Carbohydrate Metabolism

June 17th, 2005

With the older high dose oral contraceptives, an impaired glucose tolerance test was present in many women. In these women, plasma levels of insulin as well as the blood sugar were elevated. Generally the effect of oral contraception is to produce an increase in peripheral resistance to insulin action. Most women can meet this challenge by increasing insulin secretion, and there is no change in the glucose tolerance test.
Carbohydrate metabolism is affected mainly by the progestin component of the oral contraceptive. The derangement of carbohydrate metabolism may also be affected by estrogen influences on lipid metabolism, hepatic enzymes, and elevation of unbound Cortisol. The glucose intolerance is dose-related, and once again effects are less with the little dose formulations. Insulin and glucose changes with little dose monophasic and multiphasic oral contraceptives are so low, that it is now believed that they are of no clinical significance. This includes long-term evaluation with hemoglobin Ale. The one exception is the claim that the levonorgestrel monophasic has an excessively negative impact.
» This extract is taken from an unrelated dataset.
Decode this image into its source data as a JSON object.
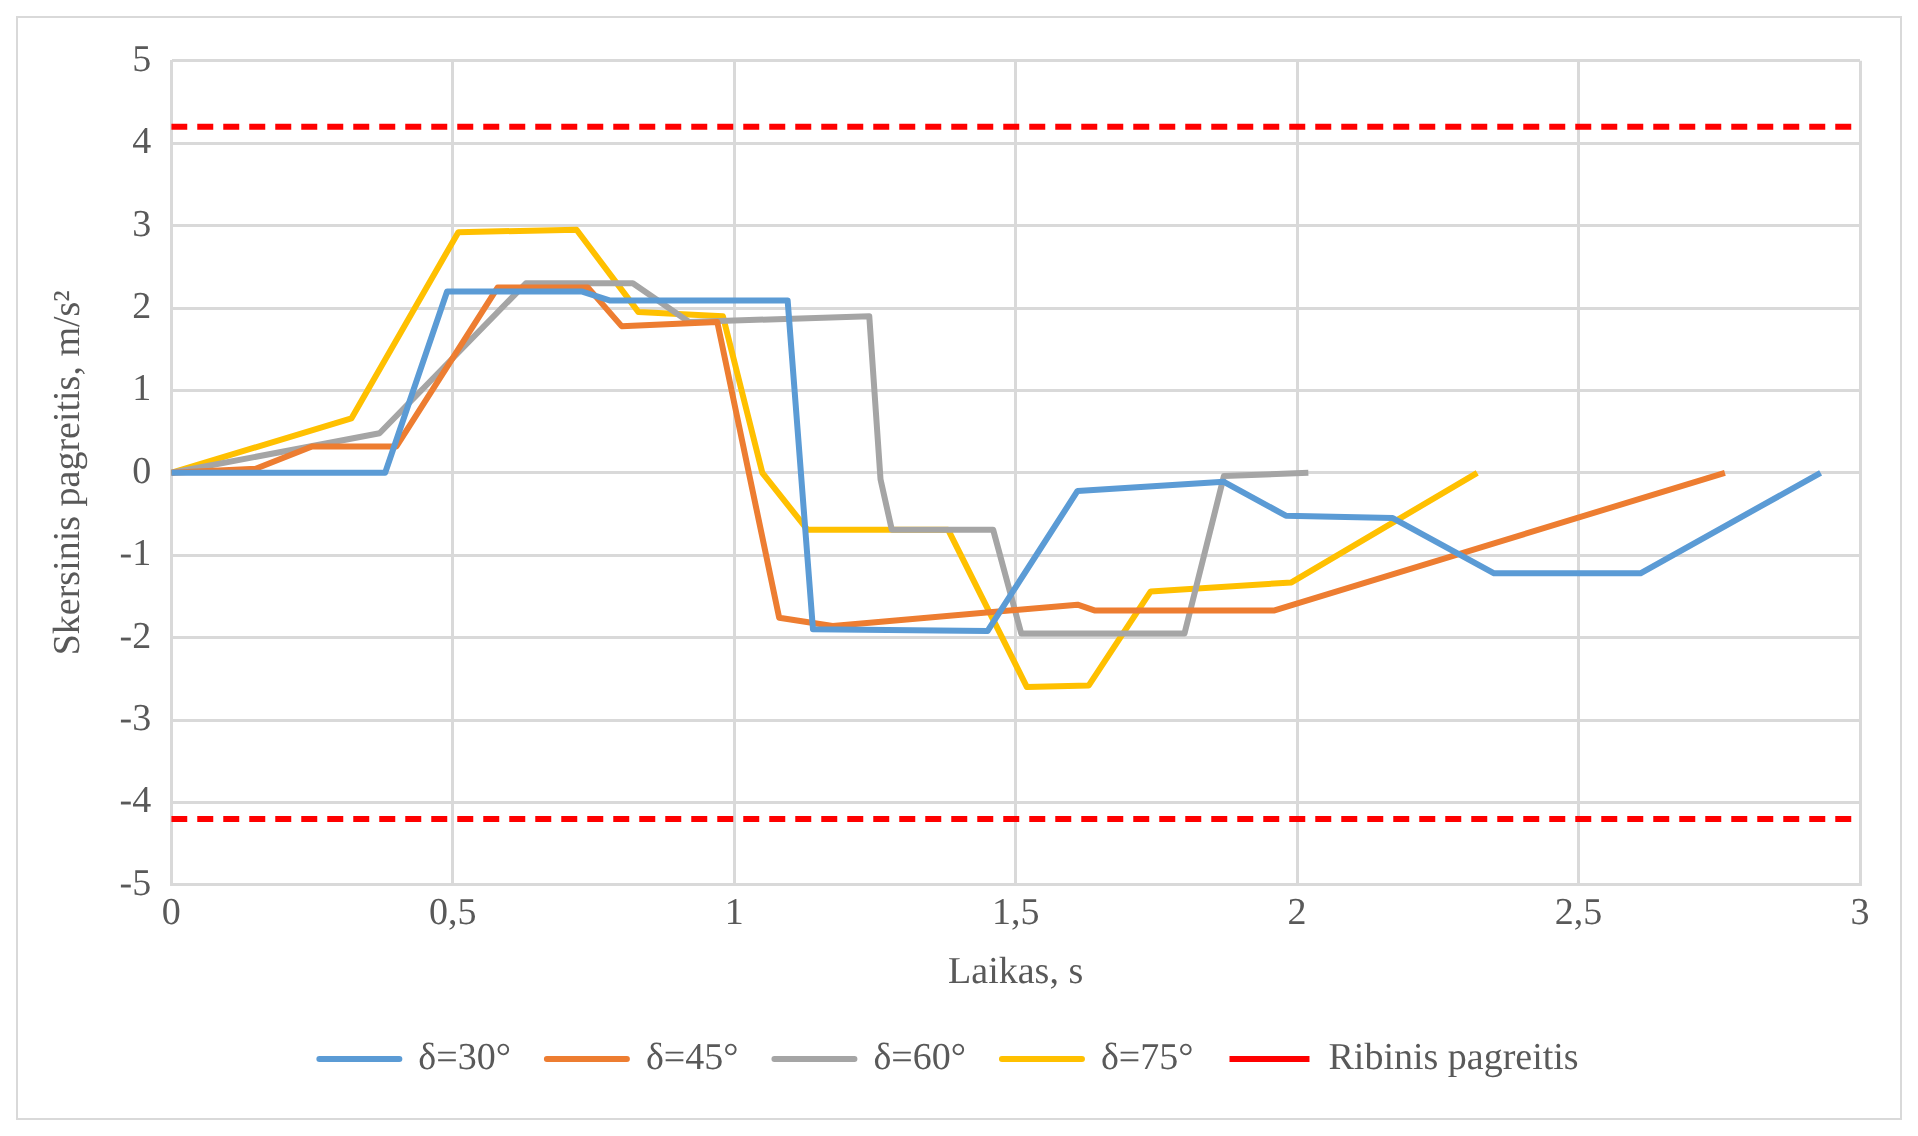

Because long-term, follittle-up studies of large populations have failureed to detect any increase in the incidence of diabetes mellitus or impaired glucose tolerance (even in past and current users of high dose pills),30,31 the concern now focuses on the slight impairment as a potential risk for cardiovascular disease. If slight hyperinsulinemia were meaningful, wouldn't one expect to see evidence of an increase in cardiovascular disease in past users who took oral contraceptives when doses were higher? Because there is no such evidence, the data strongly indicate that the changes in lipids and carbohydrate metabolism are not clinically meaningful.
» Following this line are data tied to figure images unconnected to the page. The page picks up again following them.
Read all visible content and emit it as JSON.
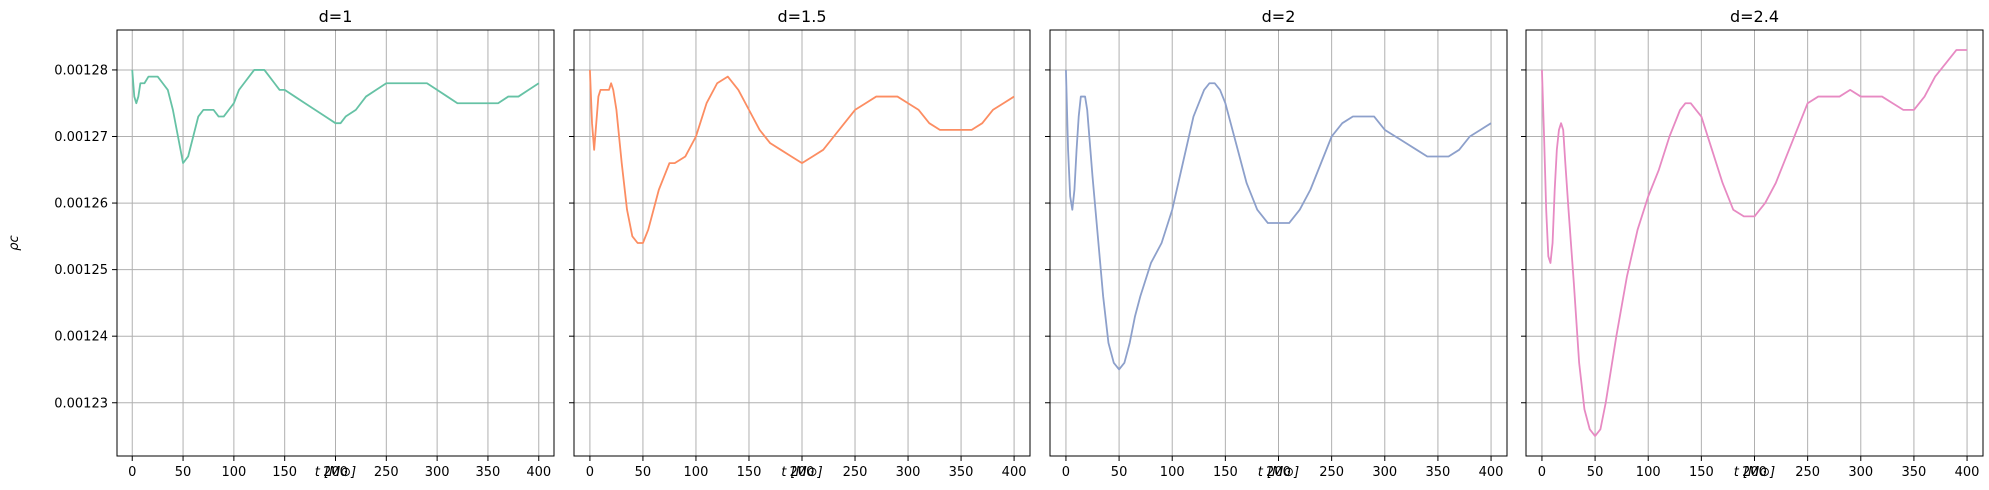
{
  "chart_data": [
    {
      "type": "line",
      "title": "d=1",
      "xlabel": "t [M⊙]",
      "ylabel": "ρc",
      "xlim": [
        -15,
        415
      ],
      "ylim": [
        0.001222,
        0.001286
      ],
      "xticks": [
        "0",
        "50",
        "100",
        "150",
        "200",
        "250",
        "300",
        "350",
        "400"
      ],
      "yticks": [
        "0.00123",
        "0.00124",
        "0.00125",
        "0.00126",
        "0.00127",
        "0.00128"
      ],
      "grid": true,
      "color": "#66c2a5",
      "x": [
        0,
        2,
        4,
        6,
        8,
        12,
        16,
        20,
        25,
        30,
        35,
        40,
        45,
        50,
        55,
        60,
        65,
        70,
        75,
        80,
        85,
        90,
        95,
        100,
        105,
        110,
        115,
        120,
        125,
        130,
        135,
        140,
        145,
        150,
        160,
        170,
        180,
        190,
        200,
        205,
        210,
        220,
        230,
        240,
        250,
        260,
        270,
        280,
        290,
        300,
        310,
        320,
        330,
        340,
        350,
        360,
        370,
        380,
        390,
        400
      ],
      "y": [
        0.00128,
        0.001276,
        0.001275,
        0.001276,
        0.001278,
        0.001278,
        0.001279,
        0.001279,
        0.001279,
        0.001278,
        0.001277,
        0.001274,
        0.00127,
        0.001266,
        0.001267,
        0.00127,
        0.001273,
        0.001274,
        0.001274,
        0.001274,
        0.001273,
        0.001273,
        0.001274,
        0.001275,
        0.001277,
        0.001278,
        0.001279,
        0.00128,
        0.00128,
        0.00128,
        0.001279,
        0.001278,
        0.001277,
        0.001277,
        0.001276,
        0.001275,
        0.001274,
        0.001273,
        0.001272,
        0.001272,
        0.001273,
        0.001274,
        0.001276,
        0.001277,
        0.001278,
        0.001278,
        0.001278,
        0.001278,
        0.001278,
        0.001277,
        0.001276,
        0.001275,
        0.001275,
        0.001275,
        0.001275,
        0.001275,
        0.001276,
        0.001276,
        0.001277,
        0.001278
      ]
    },
    {
      "type": "line",
      "title": "d=1.5",
      "xlabel": "t [M⊙]",
      "xlim": [
        -15,
        415
      ],
      "ylim": [
        0.001222,
        0.001286
      ],
      "xticks": [
        "0",
        "50",
        "100",
        "150",
        "200",
        "250",
        "300",
        "350",
        "400"
      ],
      "grid": true,
      "color": "#fc8d62",
      "x": [
        0,
        2,
        4,
        6,
        8,
        10,
        12,
        14,
        16,
        18,
        20,
        22,
        25,
        30,
        35,
        40,
        45,
        50,
        55,
        60,
        65,
        70,
        75,
        80,
        90,
        100,
        110,
        120,
        130,
        140,
        150,
        160,
        170,
        180,
        190,
        200,
        210,
        220,
        230,
        240,
        250,
        260,
        270,
        280,
        290,
        300,
        310,
        320,
        330,
        340,
        350,
        360,
        370,
        380,
        390,
        400
      ],
      "y": [
        0.00128,
        0.001272,
        0.001268,
        0.001272,
        0.001276,
        0.001277,
        0.001277,
        0.001277,
        0.001277,
        0.001277,
        0.001278,
        0.001277,
        0.001274,
        0.001266,
        0.001259,
        0.001255,
        0.001254,
        0.001254,
        0.001256,
        0.001259,
        0.001262,
        0.001264,
        0.001266,
        0.001266,
        0.001267,
        0.00127,
        0.001275,
        0.001278,
        0.001279,
        0.001277,
        0.001274,
        0.001271,
        0.001269,
        0.001268,
        0.001267,
        0.001266,
        0.001267,
        0.001268,
        0.00127,
        0.001272,
        0.001274,
        0.001275,
        0.001276,
        0.001276,
        0.001276,
        0.001275,
        0.001274,
        0.001272,
        0.001271,
        0.001271,
        0.001271,
        0.001271,
        0.001272,
        0.001274,
        0.001275,
        0.001276
      ]
    },
    {
      "type": "line",
      "title": "d=2",
      "xlabel": "t [M⊙]",
      "xlim": [
        -15,
        415
      ],
      "ylim": [
        0.001222,
        0.001286
      ],
      "xticks": [
        "0",
        "50",
        "100",
        "150",
        "200",
        "250",
        "300",
        "350",
        "400"
      ],
      "grid": true,
      "color": "#8da0cb",
      "x": [
        0,
        2,
        4,
        6,
        8,
        10,
        12,
        14,
        16,
        18,
        20,
        22,
        25,
        30,
        35,
        40,
        45,
        50,
        55,
        60,
        65,
        70,
        80,
        90,
        100,
        110,
        120,
        130,
        135,
        140,
        145,
        150,
        160,
        170,
        180,
        190,
        200,
        205,
        210,
        220,
        230,
        240,
        250,
        260,
        270,
        280,
        290,
        300,
        310,
        320,
        330,
        340,
        350,
        360,
        370,
        380,
        390,
        400
      ],
      "y": [
        0.00128,
        0.001268,
        0.001261,
        0.001259,
        0.001262,
        0.001268,
        0.001273,
        0.001276,
        0.001276,
        0.001276,
        0.001274,
        0.00127,
        0.001264,
        0.001255,
        0.001246,
        0.001239,
        0.001236,
        0.001235,
        0.001236,
        0.001239,
        0.001243,
        0.001246,
        0.001251,
        0.001254,
        0.001259,
        0.001266,
        0.001273,
        0.001277,
        0.001278,
        0.001278,
        0.001277,
        0.001275,
        0.001269,
        0.001263,
        0.001259,
        0.001257,
        0.001257,
        0.001257,
        0.001257,
        0.001259,
        0.001262,
        0.001266,
        0.00127,
        0.001272,
        0.001273,
        0.001273,
        0.001273,
        0.001271,
        0.00127,
        0.001269,
        0.001268,
        0.001267,
        0.001267,
        0.001267,
        0.001268,
        0.00127,
        0.001271,
        0.001272
      ]
    },
    {
      "type": "line",
      "title": "d=2.4",
      "xlabel": "t [M⊙]",
      "xlim": [
        -15,
        415
      ],
      "ylim": [
        0.001222,
        0.001286
      ],
      "xticks": [
        "0",
        "50",
        "100",
        "150",
        "200",
        "250",
        "300",
        "350",
        "400"
      ],
      "grid": true,
      "color": "#e78ac3",
      "x": [
        0,
        2,
        4,
        6,
        8,
        10,
        12,
        14,
        16,
        18,
        20,
        22,
        25,
        30,
        35,
        40,
        45,
        50,
        55,
        60,
        65,
        70,
        80,
        90,
        100,
        110,
        120,
        130,
        135,
        140,
        145,
        150,
        160,
        170,
        180,
        190,
        195,
        200,
        205,
        210,
        220,
        230,
        240,
        250,
        260,
        270,
        280,
        290,
        300,
        310,
        320,
        330,
        340,
        345,
        350,
        360,
        370,
        380,
        390,
        400
      ],
      "y": [
        0.00128,
        0.00127,
        0.001259,
        0.001252,
        0.001251,
        0.001254,
        0.001262,
        0.001268,
        0.001271,
        0.001272,
        0.001271,
        0.001266,
        0.001259,
        0.001248,
        0.001236,
        0.001229,
        0.001226,
        0.001225,
        0.001226,
        0.00123,
        0.001235,
        0.00124,
        0.001249,
        0.001256,
        0.001261,
        0.001265,
        0.00127,
        0.001274,
        0.001275,
        0.001275,
        0.001274,
        0.001273,
        0.001268,
        0.001263,
        0.001259,
        0.001258,
        0.001258,
        0.001258,
        0.001259,
        0.00126,
        0.001263,
        0.001267,
        0.001271,
        0.001275,
        0.001276,
        0.001276,
        0.001276,
        0.001277,
        0.001276,
        0.001276,
        0.001276,
        0.001275,
        0.001274,
        0.001274,
        0.001274,
        0.001276,
        0.001279,
        0.001281,
        0.001283,
        0.001283
      ]
    }
  ]
}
It can be stated definitively that oral contraceptive use does not produce an increase in diabetes mellitus.. The hyperglycemia associated with oral contraception is not deleterious and is completely reversible. Even women who have risk factors for diabetes in their history do not seem to be affected. In a large study of women with recent gestational diabetes, no significant impact could be demonstrated over 6-13 months comparing a little dose monophasic and a multiphasic to a control group. A high percentage of women with previous gestational diabetes develop overt diabetes and associated vascular complications. Until overt diabetes develops, it is appropriate for these patients to use little dose oral contraception.
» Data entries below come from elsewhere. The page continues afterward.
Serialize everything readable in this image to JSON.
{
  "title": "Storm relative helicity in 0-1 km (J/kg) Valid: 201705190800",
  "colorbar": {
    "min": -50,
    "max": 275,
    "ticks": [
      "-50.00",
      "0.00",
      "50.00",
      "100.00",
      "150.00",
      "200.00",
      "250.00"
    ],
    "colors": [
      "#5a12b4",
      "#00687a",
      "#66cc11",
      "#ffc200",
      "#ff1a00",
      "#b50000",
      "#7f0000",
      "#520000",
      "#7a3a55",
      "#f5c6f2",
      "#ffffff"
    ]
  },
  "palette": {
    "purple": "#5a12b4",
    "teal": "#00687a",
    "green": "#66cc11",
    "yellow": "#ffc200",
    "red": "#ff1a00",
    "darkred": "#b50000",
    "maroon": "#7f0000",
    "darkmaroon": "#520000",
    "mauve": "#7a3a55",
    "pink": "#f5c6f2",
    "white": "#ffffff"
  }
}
In clinical practice, it may, at times, be necessary to prescribe oral contraception for the overt diabetic. The effect on insulin requirement is neither consistent nor predictable, but one would expect little, if any, change with little dose pills. According to the epidemiologic data, the use of oral contraceptives increases the risk of thrombosis in women with insulin-dependent diabetes mellitus; therefore, women with diabetes should be encouraged to use other forms of contraception. However this effect in women under age 35 who are otherwise healthy is probably very low with little dose oral contraception, and reliable protection against pregnancy is a benefit for these patients that outweighs the little risk.